Vamos rezar pelo Pupy e para Beto Gerosa e família. Que Deus o tenha!
='( …
🙁
Não sabia…. ele se foi!
Eu brinquei com ele =(
Que esteja brincando com papai do céu.
snif
Texto emocionante. Amo animais, especialmente cães, e já passei por essa situação que você relatou… É muito difícil.
Parabéns pelo texto e sinto muito pela perda.
Ai… vim ler algo sobre vinhos (nem sei mais o quê), e me deparei com essa historinha triste…
Sinto muito pelo Pupy, coitadinho, o único defeito do cachorro é viver pouco…
Ah, e vc fez certo em relação à eutanásia.
Se pudesse e eu estivesse nessa condição, gostaria que fizessem POR MIM.
Grande abraço!
Olá Beto,
Meus sentimentos pelo seu amigo.
É essa palavra de define o que ele era pra você.
Passei pelo mesmo problema na última terça feira, minha Pretinha se foi.
Meu pai, que a tinha como chodó chorou tanto que chegou a soluçar.
Entendo sua dor, pois lá em casa todos compartilhamos ela, inclusive os dogs que ficaram, a mãe e pai da Pretinha que a procura todos os dias.
Grande abraço e força!
Anderson
Beto, vc foi amigo dele até o final. Assim como ele foi seu amigo.
É uma pena o que essa doença(câncer) tem feito com o ser humano e até com os animais.
Forte abraço.
O Pupy e tantos outros se foram mas, deixaram uma grande lição: de amor incondicional, de companheirismo (tão difícil entre os ditos humanos), de lealdade, de respeito…enfim…é o ciclo de uma vida insubstituível, concorda?
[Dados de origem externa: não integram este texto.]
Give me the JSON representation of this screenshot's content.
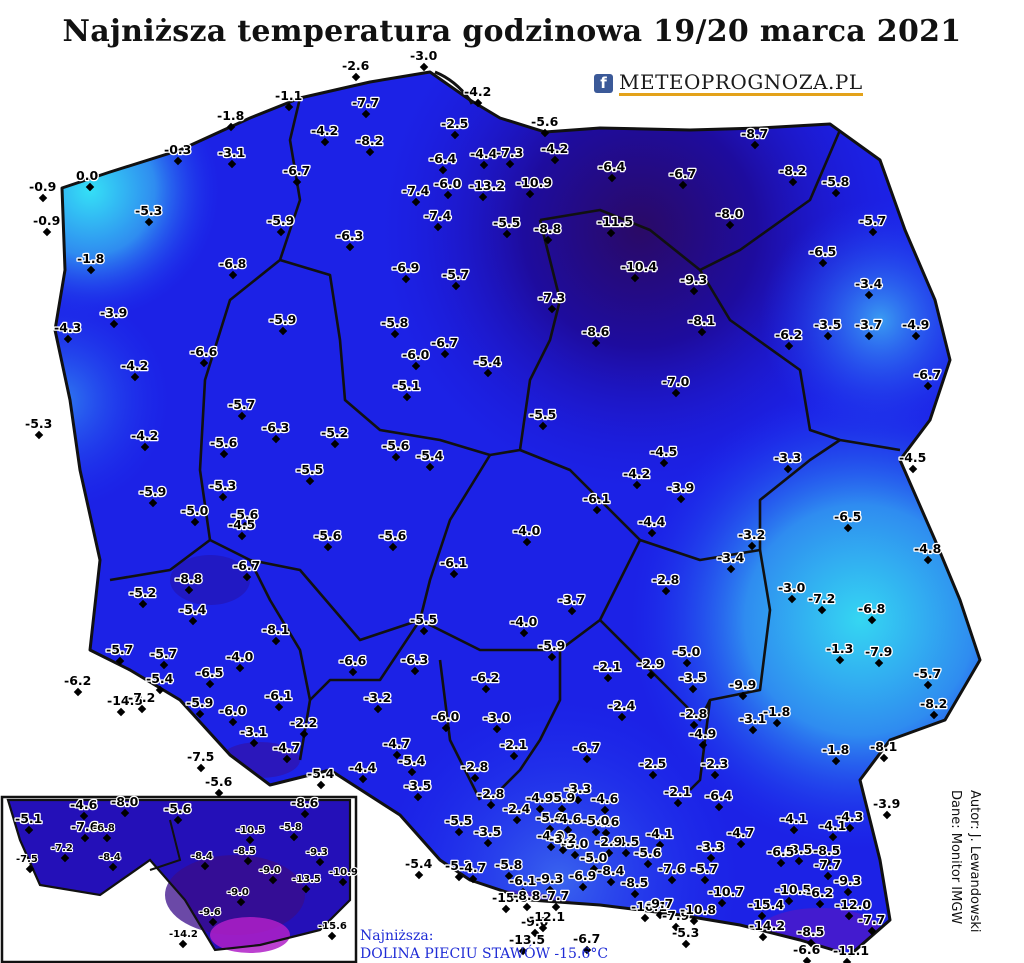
{
  "title": "Najniższa temperatura godzinowa 19/20 marca 2021",
  "logo": {
    "icon": "facebook-icon",
    "fb_glyph": "f",
    "text": "METEOPROGNOZA.PL"
  },
  "credit": {
    "author": "Autor: J. Lewandowski",
    "source": "Dane: Monitor IMGW"
  },
  "lowest": {
    "label": "Najniższa:",
    "value": "DOLINA PIECIU STAWÓW -15.6°C"
  },
  "colors": {
    "deep_purple": "#2a0a66",
    "dark_blue": "#1a0ad0",
    "blue": "#1d34f2",
    "light_blue": "#2f8cf0",
    "cyan": "#35d6f2",
    "magenta": "#b020c8",
    "border": "#111111"
  },
  "readings": [
    "-3.0",
    "-2.6",
    "-4.2",
    "-1.1",
    "-7.7",
    "-2.5",
    "-1.8",
    "-4.2",
    "-8.2",
    "-5.6",
    "-0.3",
    "-3.1",
    "-6.4",
    "-4.4",
    "-7.3",
    "-4.2",
    "-8.7",
    "-0.9",
    "0.0",
    "-6.7",
    "-8.2",
    "-5.8",
    "-7.4",
    "-6.0",
    "-13.2",
    "-10.9",
    "-6.4",
    "-6.7",
    "-5.3",
    "-0.9",
    "-5.9",
    "-7.4",
    "-5.5",
    "-8.8",
    "-11.5",
    "-8.0",
    "-5.7",
    "-6.3",
    "-1.8",
    "-6.8",
    "-6.9",
    "-5.7",
    "-10.4",
    "-9.3",
    "-6.5",
    "-3.4",
    "-3.9",
    "-7.3",
    "-4.3",
    "-5.9",
    "-5.8",
    "-6.7",
    "-8.6",
    "-8.1",
    "-6.2",
    "-3.5",
    "-3.7",
    "-4.9",
    "-6.6",
    "-6.0",
    "-5.4",
    "-4.2",
    "-6.7",
    "-5.1",
    "-7.0",
    "-5.7",
    "-5.3",
    "-5.5",
    "-6.3",
    "-5.2",
    "-4.2",
    "-5.6",
    "-5.6",
    "-5.4",
    "-4.5",
    "-3.3",
    "-4.5",
    "-4.2",
    "-3.9",
    "-5.5",
    "-5.3",
    "-5.9",
    "-6.1",
    "-5.0",
    "-4.4",
    "-5.6",
    "-6.5",
    "-4.5",
    "-5.6",
    "-5.6",
    "-3.2",
    "-3.4",
    "-4.8",
    "-6.7",
    "-8.8",
    "-6.1",
    "-4.0",
    "-2.8",
    "-3.0",
    "-7.2",
    "-5.2",
    "-5.4",
    "-3.7",
    "-6.8",
    "-8.1",
    "-5.5",
    "-4.0",
    "-2.9",
    "-1.3",
    "-7.9",
    "-5.7",
    "-5.7",
    "-6.2",
    "-5.9",
    "-6.3",
    "-6.2",
    "-4.0",
    "-2.1",
    "-5.7",
    "-6.6",
    "-6.5",
    "-5.0",
    "-3.5",
    "-9.9",
    "-14.5",
    "-7.2",
    "-5.4",
    "-3.2",
    "-2.4",
    "-8.2",
    "-5.9",
    "-6.1",
    "-6.0",
    "-3.0",
    "-2.8",
    "-3.1",
    "-6.0",
    "-3.1",
    "-4.9",
    "-2.2",
    "-1.8",
    "-1.8",
    "-8.1",
    "-7.5",
    "-4.7",
    "-4.7",
    "-6.7",
    "-2.1",
    "-2.5",
    "-2.3",
    "-6.4",
    "-5.6",
    "-5.4",
    "-4.4",
    "-5.4",
    "-2.8",
    "-3.3",
    "-3.9",
    "-3.5",
    "-4.6",
    "-2.8",
    "-5.9",
    "-2.1",
    "-4.1",
    "-4.9",
    "-2.4",
    "-4.1",
    "-4.3",
    "-5.6",
    "-4.6",
    "-4.6",
    "-5.5",
    "-4.0",
    "-3.0",
    "-5.0",
    "-4.1",
    "-4.5",
    "-3.5",
    "-3.2",
    "-2.9",
    "-3.3",
    "-4.7",
    "-3.5",
    "-6.5",
    "-5.4",
    "-8.5",
    "-5.1",
    "-4.7",
    "-5.8",
    "-5.6",
    "-5.0",
    "-7.7",
    "-6.1",
    "-9.3",
    "-6.9",
    "-7.6",
    "-10.5",
    "-8.4",
    "-8.5",
    "-5.7",
    "-9.3",
    "-15.0",
    "-8.8",
    "-7.7",
    "-10.1",
    "-9.7",
    "-7.9",
    "-9.0",
    "-10.7",
    "-6.2",
    "-12.0",
    "-12.1",
    "-10.8",
    "-15.4",
    "-14.2",
    "-8.5",
    "-7.7",
    "-13.5",
    "-6.7",
    "-5.3",
    "-6.6",
    "-11.1",
    "-5.1",
    "-4.6",
    "-8.0",
    "-5.6",
    "-8.6",
    "-7.6",
    "-6.8",
    "-10.5",
    "-5.8",
    "-7.5",
    "-7.2",
    "-8.4",
    "-8.4",
    "-8.5",
    "-9.3",
    "-9.0",
    "-13.5",
    "-10.9",
    "-9.0",
    "-9.6",
    "-15.6",
    "-14.2"
  ]
}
Agora, nós que amamos nossos anjinhos de quatro patas deixo, com muito carinho, uma sugestão: “Faça a diferença: adote um animal abandonado!” Mto obrigada
meu amigo sei oque esta sentindo acabei de perder uma grande amiga,filha companheira minha cachorrinha susy estou muito triste ela morreu de cancer eu não estou aguentando de tanta dor, minha casa se tornou um vazio uma tristeza rezem tambem por mim popis alem de ter perdido minha mãe ha 2 anos de cancer ontem eu perdi minha menininha susi estou arrasada. gentem o animal so e amor não da trabalho o unico trabalho que dá e quando falece pois a morte deles acabam com nossa alma e nosso coração
Tivemos de faxer esta dura opção com nossa cadela Boxer, estava com tumor no cerebro, e no ultimo dia entrou em um processo convulssivo que durou quase uma hora, fez tratamento por 8 meses depois que descobrimos o tumor, mas tambem tivemos de leva-la para sua ultima consulta, ai como doi, como faz falta o companheirão de todas as horas. Literalmente penso que sinto o que sentiu e sente, verdadeiramente uma perda irreparável, uma saudade que não passa, resultado de nossa carencia e talvez incapacidade de amar e se doar por inteiro como estes amantes incondícionais e totalmente abnegados de sí. Gde abraço e sinceramente meus sentimentos.